CartMFP: tools for database construction and formula prediction
Project description
CartMFP
CartMFP or Cartesian molecular formula prediction, is a python tool that can perform molecular formula predictions on custom databases.
How does CartMFP work
CartMFP consists of two steps.
- Constructing a database space2cart.py : A local database is constructed.
- Molecular formula prediction cart2form.py : Molecular formulas that are predicted based on input masses.
1. Constructing a database
A database is constructed by enumerating all combinations of elements within a certain range. The compositional space is described with a specific syntax: Element[min,max]. This can be any element in the periodic table for which the monoisotopic mass is described in the NIST database. "H[200]C[75]N[50]O[50]P[10]S[10]" is used default elemental space. This would eqaute to 0-200 Hydrogen, 0-75 Carbon, 0-50 Nitrogen, etc.
Apart from max element constraints, the elemental composition space is further limited by the maximum mass max_mass and ring double bond equivalents (RDBE) min_rdbe,max_rdbe.
Base chemical constraints:
| Parameter | Default value | Description |
|---|---|---|
| -composition | "H[200]C[75]N[50]O[50]P[10]S[10]" | composition string describing minimum and maximum element counts |
| -max_mass | 1000 | maximum mass (Da) |
| -min_rdbe | -5 | minimum RDBE |
| -max_rdbe | 80 | maximum RDBE |
Additional chemical constraints are provided by implementing some of Fiehn's 7 Golden rules, which filters unrealistic or impossible compositions. This can drastically reduce the size of your composition space. These include: Rule #2 – LEWIS and SENIOR check; Rule #4 – Hydrogen/Carbon element ratio check; Rule #5 heteroatom ratio check and Rule #6 – element probability check.

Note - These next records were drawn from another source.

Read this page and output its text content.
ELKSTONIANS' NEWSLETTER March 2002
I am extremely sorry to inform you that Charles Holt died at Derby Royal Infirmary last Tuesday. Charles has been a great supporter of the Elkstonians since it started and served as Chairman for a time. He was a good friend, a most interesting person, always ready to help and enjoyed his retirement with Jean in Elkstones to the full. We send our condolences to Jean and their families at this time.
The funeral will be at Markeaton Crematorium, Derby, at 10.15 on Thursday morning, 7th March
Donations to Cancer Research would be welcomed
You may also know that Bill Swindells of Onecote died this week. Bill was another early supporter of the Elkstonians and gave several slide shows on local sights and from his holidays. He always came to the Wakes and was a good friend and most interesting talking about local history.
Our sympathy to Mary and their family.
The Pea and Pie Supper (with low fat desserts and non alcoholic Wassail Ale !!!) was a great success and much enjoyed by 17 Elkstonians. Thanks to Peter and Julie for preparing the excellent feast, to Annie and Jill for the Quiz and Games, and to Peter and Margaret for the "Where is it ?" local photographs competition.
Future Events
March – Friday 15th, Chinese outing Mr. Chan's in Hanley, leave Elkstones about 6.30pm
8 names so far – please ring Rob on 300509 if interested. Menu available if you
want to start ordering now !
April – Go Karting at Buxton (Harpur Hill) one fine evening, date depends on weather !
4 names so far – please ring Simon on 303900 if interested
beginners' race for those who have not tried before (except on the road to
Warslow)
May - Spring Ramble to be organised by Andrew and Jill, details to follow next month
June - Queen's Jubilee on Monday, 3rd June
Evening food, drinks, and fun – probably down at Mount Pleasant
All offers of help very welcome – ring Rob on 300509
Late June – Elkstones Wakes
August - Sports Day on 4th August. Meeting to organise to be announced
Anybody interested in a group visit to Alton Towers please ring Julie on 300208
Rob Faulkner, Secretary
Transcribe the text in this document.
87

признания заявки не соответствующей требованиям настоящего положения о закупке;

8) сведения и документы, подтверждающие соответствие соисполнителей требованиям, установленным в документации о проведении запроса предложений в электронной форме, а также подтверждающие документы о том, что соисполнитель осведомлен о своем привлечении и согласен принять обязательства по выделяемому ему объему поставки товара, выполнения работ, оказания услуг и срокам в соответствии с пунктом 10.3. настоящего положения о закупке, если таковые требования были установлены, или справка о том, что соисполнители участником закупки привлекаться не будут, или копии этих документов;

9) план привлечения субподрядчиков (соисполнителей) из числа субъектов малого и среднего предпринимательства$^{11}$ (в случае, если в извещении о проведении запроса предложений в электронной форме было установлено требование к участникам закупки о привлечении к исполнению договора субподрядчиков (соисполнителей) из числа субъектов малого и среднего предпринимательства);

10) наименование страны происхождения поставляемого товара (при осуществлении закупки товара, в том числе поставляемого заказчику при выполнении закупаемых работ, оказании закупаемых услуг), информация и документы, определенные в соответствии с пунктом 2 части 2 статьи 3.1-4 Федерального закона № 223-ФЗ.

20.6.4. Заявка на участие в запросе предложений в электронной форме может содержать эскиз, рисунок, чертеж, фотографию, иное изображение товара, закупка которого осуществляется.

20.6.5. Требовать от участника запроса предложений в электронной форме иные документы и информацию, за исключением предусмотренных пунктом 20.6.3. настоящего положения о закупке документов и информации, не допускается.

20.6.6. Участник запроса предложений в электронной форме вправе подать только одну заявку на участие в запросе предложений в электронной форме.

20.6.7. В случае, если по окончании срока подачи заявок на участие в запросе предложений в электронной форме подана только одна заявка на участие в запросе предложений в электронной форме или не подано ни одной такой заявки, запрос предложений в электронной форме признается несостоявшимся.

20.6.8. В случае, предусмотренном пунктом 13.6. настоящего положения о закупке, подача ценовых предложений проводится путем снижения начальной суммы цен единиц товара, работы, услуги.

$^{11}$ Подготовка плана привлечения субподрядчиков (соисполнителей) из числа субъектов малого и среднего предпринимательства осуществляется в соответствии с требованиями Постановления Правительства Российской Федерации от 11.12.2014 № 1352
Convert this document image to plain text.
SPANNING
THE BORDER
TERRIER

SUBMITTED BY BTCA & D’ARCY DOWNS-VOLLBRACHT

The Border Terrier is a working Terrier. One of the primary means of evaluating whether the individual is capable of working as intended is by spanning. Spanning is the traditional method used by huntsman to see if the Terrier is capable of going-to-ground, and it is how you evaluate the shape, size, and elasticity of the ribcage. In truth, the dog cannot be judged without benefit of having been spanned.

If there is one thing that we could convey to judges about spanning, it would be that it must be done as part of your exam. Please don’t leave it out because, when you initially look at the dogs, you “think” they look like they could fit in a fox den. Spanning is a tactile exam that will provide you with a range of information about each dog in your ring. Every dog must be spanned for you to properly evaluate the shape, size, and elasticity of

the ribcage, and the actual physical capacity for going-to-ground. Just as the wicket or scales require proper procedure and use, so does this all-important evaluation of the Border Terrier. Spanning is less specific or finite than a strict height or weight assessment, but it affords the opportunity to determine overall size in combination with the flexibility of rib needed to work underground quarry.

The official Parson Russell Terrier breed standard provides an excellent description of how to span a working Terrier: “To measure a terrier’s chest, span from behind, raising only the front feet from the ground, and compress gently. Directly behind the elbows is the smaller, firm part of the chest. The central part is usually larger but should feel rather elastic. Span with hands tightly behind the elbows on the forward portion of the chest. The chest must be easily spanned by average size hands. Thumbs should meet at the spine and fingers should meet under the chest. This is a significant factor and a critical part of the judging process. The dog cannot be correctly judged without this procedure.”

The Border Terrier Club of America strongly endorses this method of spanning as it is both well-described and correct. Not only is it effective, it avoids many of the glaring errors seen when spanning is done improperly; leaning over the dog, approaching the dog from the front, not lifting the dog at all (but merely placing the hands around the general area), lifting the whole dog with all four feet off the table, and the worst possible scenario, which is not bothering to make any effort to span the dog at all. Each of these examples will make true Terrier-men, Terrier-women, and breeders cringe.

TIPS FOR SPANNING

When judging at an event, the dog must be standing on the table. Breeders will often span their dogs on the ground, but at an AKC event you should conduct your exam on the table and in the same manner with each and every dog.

| Parameter | Default value | Description |
|---|---|---|
| -filt_7gr | True | Toggle global to apply or remove 7 golden rules filtering |
| -filt_LewisSenior | True | Golden Rule #2: Filter compositions with non integer dbe (based on max valence) |
| -filt_ratios | "HC[0.1,6]FC[0,6]ClC[0,2]BrC[0,2]NC[0,4]OC[0,3]PC[0,2]SC[0,3]SiC[0,1]" | #Golden Rules #4,5: Filter on chemical ratios with extended range 99.9% coverage |
| -filt_NOPS | True | #6 – element probability check. |
Additional arguments can be supplied to affect the performance and output paths:
| Parameter | Default value | Description |
|---|---|---|
| -maxmem | 10e9 | Amount of memory used in bytes |
| -mass_blowup | 100000 | blowup factor to convert float masses to integers |
| -write_mass | True | construct a mass lookup table (faster MFP but larger database) |
| -Cartesian_output_folder | "Cart_Output" | Path to output folder |
| -Cartesian_output_file | Output database name |
Example use space2cart (In command line)
Contstruct default database:
python "space2cart.py"
Contstruct database with halogens:
python "space2cart.py" -composition "H[200]C[75]N[50]O[50]P[10]S[10]F[5]Cl[5]I[3]Br[3]"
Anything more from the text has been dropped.